The piece shows sketches of Andersen's life, plus three full tales. The Writer, danced by Gildas Diquero, glooms about, tilting and stretching on the spot. Other dancers group and regroup around him, staring or mocking, then reappear as characters in the tales. Ian Dearden's atmospheric score layers water sounds, new piano writing and pieces by Brahms and Schubert. Brandstrup rushes through all of it. Most scenes are stretched thin, full of aimless repetition.

The piece is lifted by its designs, marvellous film images by the Quay Brothers, Brandstrup and Dominique Rivoal. Projections of water cast rippling lights across the stage. Layered images suggest perspective, long vistas opening up beyond a narrow, claustrophobic performance space. In "The Snow Queen", Gerda's journey is framed by moving abstract shapes. The same picture suggests frost patterns, a storm-tossed forest, ice caverns.

"The Shadow", the first tale, is wrapped in sepia fog, with glimpses of lit windows and slanting streets. The Writer (the Andersen figure inside his own story) admires a woman but is too shy to approach her. Instead, he sends his shadow. The film staging is cleverly unsettling: a looming silhouette wriggles its way up to her window, leaving darkness behind it.

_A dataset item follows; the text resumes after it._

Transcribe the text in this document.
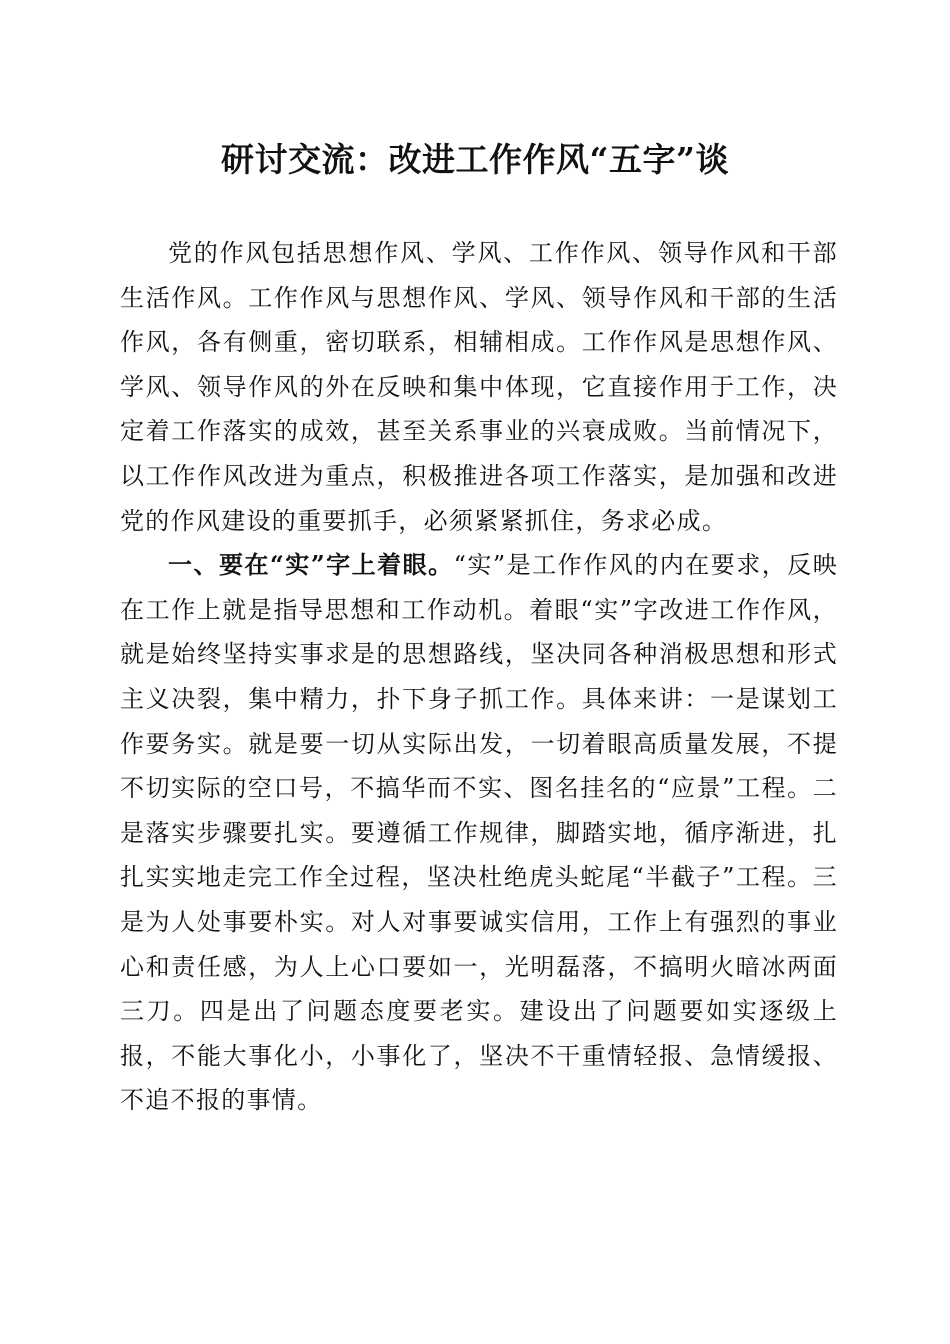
研讨交流：改进工作作风“五字”谈

党的作风包括思想作风、学风、工作作风、领导作风和干部生活作风。工作作风与思想作风、学风、领导作风和干部的生活作风，各有侧重，密切联系，相辅相成。工作作风是思想作风、学风、领导作风的外在反映和集中体现，它直接作用于工作，决定着工作落实的成效，甚至关系事业的兴衰成败。当前情况下，以工作作风改进为重点，积极推进各项工作落实，是加强和改进党的作风建设的重要抓手，必须紧紧抓住，务求必成。

一、要在“实”字上着眼。“实”是工作作风的内在要求，反映在工作上就是指导思想和工作动机。着眼“实”字改进工作作风，就是始终坚持实事求是的思想路线，坚决同各种消极思想和形式主义决裂，集中精力，扑下身子抓工作。具体来讲：一是谋划工作要务实。就是要一切从实际出发，一切着眼高质量发展，不提不切实际的空口号，不搞华而不实、图名挂名的“应景”工程。二是落实步骤要扎实。要遵循工作规律，脚踏实地，循序渐进，扎扎实实地走完工作全过程，坚决杜绝虎头蛇尾“半截子”工程。三是为人处事要朴实。对人对事要诚实信用，工作上有强烈的事业心和责任感，为人上心口要如一，光明磊落，不搞明火暗冰两面三刀。四是出了问题态度要老实。建设出了问题要如实逐级上报，不能大事化小，小事化了，坚决不干重情轻报、急情缓报、不追不报的事情。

As the shadow takes over the Writer's life, it appears on stage. It starts by echoing his movements and ends by directing them. This is the strongest scene, short and uncluttered. Kenneth Tharp is a menacing shadow; he understands how tiny gestures have real impact.

If only the other scenes were so concise. Brandstrup doesn't give his steps space or time: they don't register. Big movements are hurried together with small ones. The dancing isn't opened out with floor patterns, with travelling steps.

Brandstrup's dancers are fluent but keep repeating themselves. Kay and Gerda spend so much time wandering round the Snow Queen's palace that I wondered if they would ever escape. The stories are carefully spelt out, but they don't make satisfying dance images.

Elsewhere in the Dance Umbrella, the British choreographer Yolande Snaith collaborates with the artist Sharon Marston and the set designer Miranda Melville to create Jardin Blanc. The designs are full of elaborate textures and delicate lighting, a stylised garden of fairy lights and filaments.

Snaith uses the setting to evoke different kinds of garden. One dancer crouches down in the shadows, hands to the floor and elbows turned out. He's a frog, croaking gently in a damp corner.

That frog is Snaith's deftest image. Jardin Blanc is often baggy, overextending ideas or allowing them to get cute. Texts by the playwright Adele Edling Shank tend to woolliness - in one, an adult voice hopes that fairies will appear. Others describe memorial gardens, city gardens, abandoned and empty gardens. The work is studded with striking ideas that straggle in performance.